La nuit anesthésie tout. La pâleur de la
lampe frontale tranche ce rideau sombre et laisse entrevoir la pluie qui par parfois est proche de l’horizontale : Il pleut, il y a du vent, il fait
nuit noire, j’ai froid…Ambiance. Si je ne peux rien contre le climat il suffit
de bien se vêtir pour s’en protéger… A cette heure pré-matinale la plus part
des gens dorment au chaud. Les SDF survivent et tentent de ne pas s’endormir
angoissés de ne plus se réveiller... D’autres cours par plaisir... Ma liberté
me permet d’apprécier des situations que les plus démunis fuient. Drôle de
société…
J’ai quitté volontairement ce matin le gîte (ma voiture), sans
témoins, comme un marin sort en mer alors que les
conditions ne sont pas favorables…Si tout va bien, cette sortie constituera un
bon souvenir. Au contraire la difficulté, le besoin d’une aide, voir le
naufrage fera de moi « un inconscient à qui cela devait bien arriver un
jour… ». La prise de risque n’est pas aussi importante bien que
l’engagement bien réel. Comme toute aventure celle-ci est pour partie
incertaine et c’est bien cela qui en fait le charme, l’excitation, la
motivation.
Le jour teinte le paysage qui peut à peut
se dévoile. Les chemins se divisent et semblent s’offrir. Le vent déchire les
nuages qui s’écartèlent sur les cimes.
Le gîte des Camporelles n’est plus très
loin. L’idée de partager un café avec son gardien me fait accélérer. Je m’approche du site convoité accompagné par des éclats de rire…Endorphines quand tu
me tiens. Le gîte est fermé !... Une pierre indique que « Le Gardien
revient ». Si les pierres pouvaient réellement parler elles
raconteraient tant d’histoires…
La course reprend sur des tapis d’herbes jaunis par les premiers froids. Ici, le Capcir prend des
aires de plateaux Andins. Durant quelques minutes je suis en Amérique du Sud.

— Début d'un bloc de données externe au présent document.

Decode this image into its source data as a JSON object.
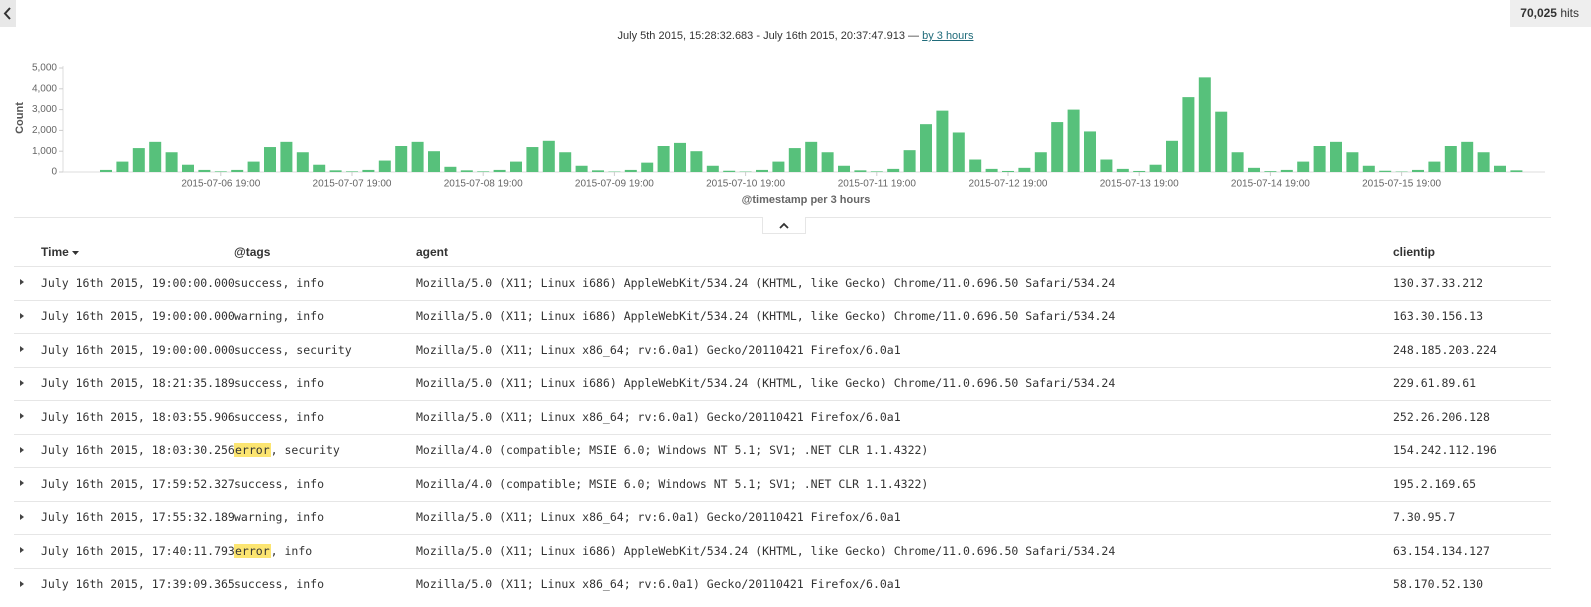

Croiser une Vigogne serait alors normal. J’aime ce lieu qui offre les cimes
enneigées, les lacs isolés où quelques arbres meurtris s’accrochent. Les
sommets limitrophes se cachent dans les volutes nuageuses.
Courir sur ce plateau durant une journée.

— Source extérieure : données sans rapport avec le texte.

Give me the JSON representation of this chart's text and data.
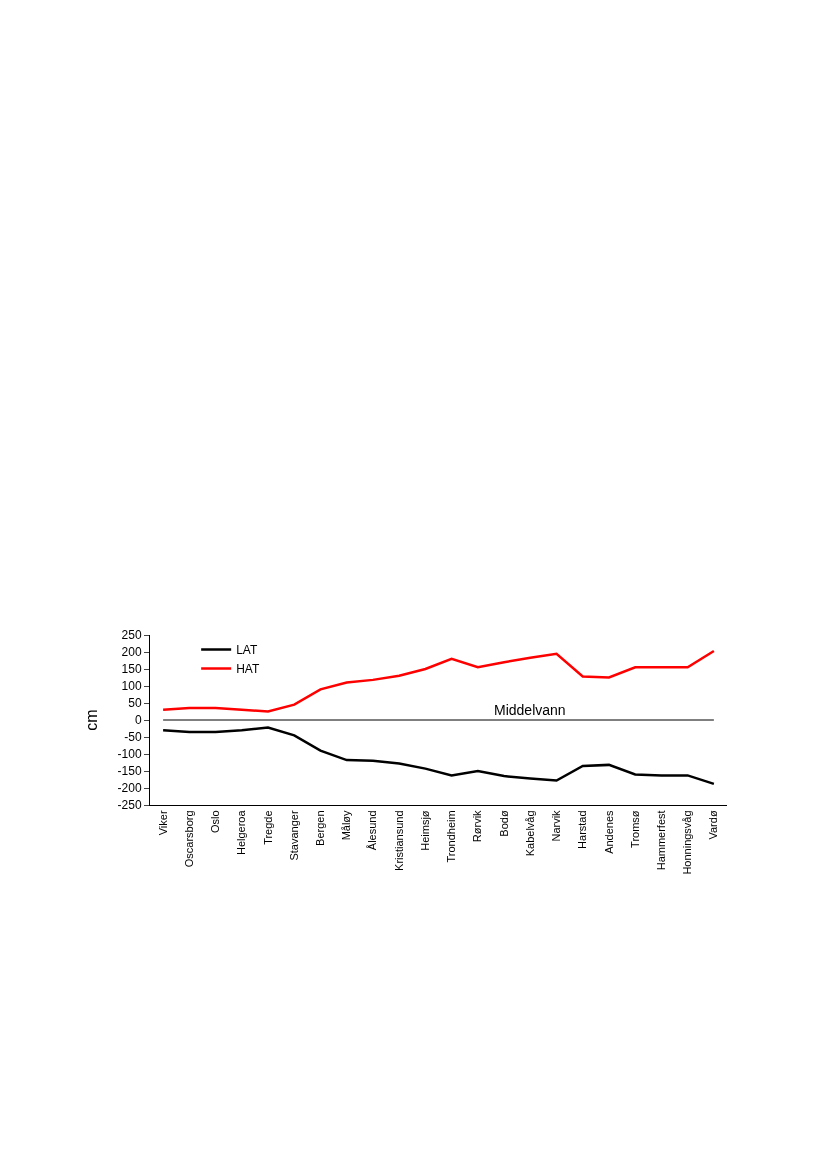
{
  "chart_data": {
    "type": "line",
    "ylabel": "cm",
    "categories": [
      "Viker",
      "Oscarsborg",
      "Oslo",
      "Helgeroa",
      "Tregde",
      "Stavanger",
      "Bergen",
      "Måløy",
      "Ålesund",
      "Kristiansund",
      "Heimsjø",
      "Trondheim",
      "Rørvik",
      "Bodø",
      "Kabelvåg",
      "Narvik",
      "Harstad",
      "Andenes",
      "Tromsø",
      "Hammerfest",
      "Honningsvåg",
      "Vardø"
    ],
    "series": [
      {
        "name": "LAT",
        "color": "#000000",
        "values": [
          -30,
          -35,
          -35,
          -30,
          -22,
          -45,
          -90,
          -118,
          -120,
          -128,
          -143,
          -163,
          -150,
          -165,
          -172,
          -178,
          -135,
          -132,
          -160,
          -163,
          -163,
          -188
        ]
      },
      {
        "name": "HAT",
        "color": "#ff0000",
        "values": [
          30,
          35,
          35,
          30,
          25,
          45,
          90,
          110,
          118,
          130,
          150,
          180,
          155,
          170,
          183,
          195,
          128,
          125,
          155,
          155,
          155,
          203
        ]
      }
    ],
    "ylim": [
      -250,
      250
    ],
    "yticks": [
      -250,
      -200,
      -150,
      -100,
      -50,
      0,
      50,
      100,
      150,
      200,
      250
    ],
    "ref_lines": [
      {
        "axis": "y",
        "value": 0,
        "label": "Middelvann",
        "color": "#000000"
      }
    ],
    "legend": "top left",
    "marker": "none",
    "line_style": "solid"
  }
}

Ne croiser personne, ne pas parler, écouter, sentir le vent. Profiter d’un
paysage préservé de la neige, pour quelques jours encore. Naviguer à vue entre
chacune des cimes et éviter de s’y échouer. Lever l’ancre. La larguer pour
quelques heures.
Le parcours se poursuit en
circumnavigation. Sultan Of Swing marque le tempo des foulées. Sardanes et
Cobla seraient plus adaptés que Fender et vibrato. Qu’importe je peux ronronner
ma musique personne ne viendra me le reprocher.
Liberté, solitude et bonheur se trouvent
toujours sur le chemin de ces escapades solitaires. La solitude est ici
souhaitée, attendue et délectée. Bien évidemment partager de tels voyages
pédestres est concevable. C’est un bien nécessaire tant les plaisirs
peuvent y être conjugués en parfaite synergie.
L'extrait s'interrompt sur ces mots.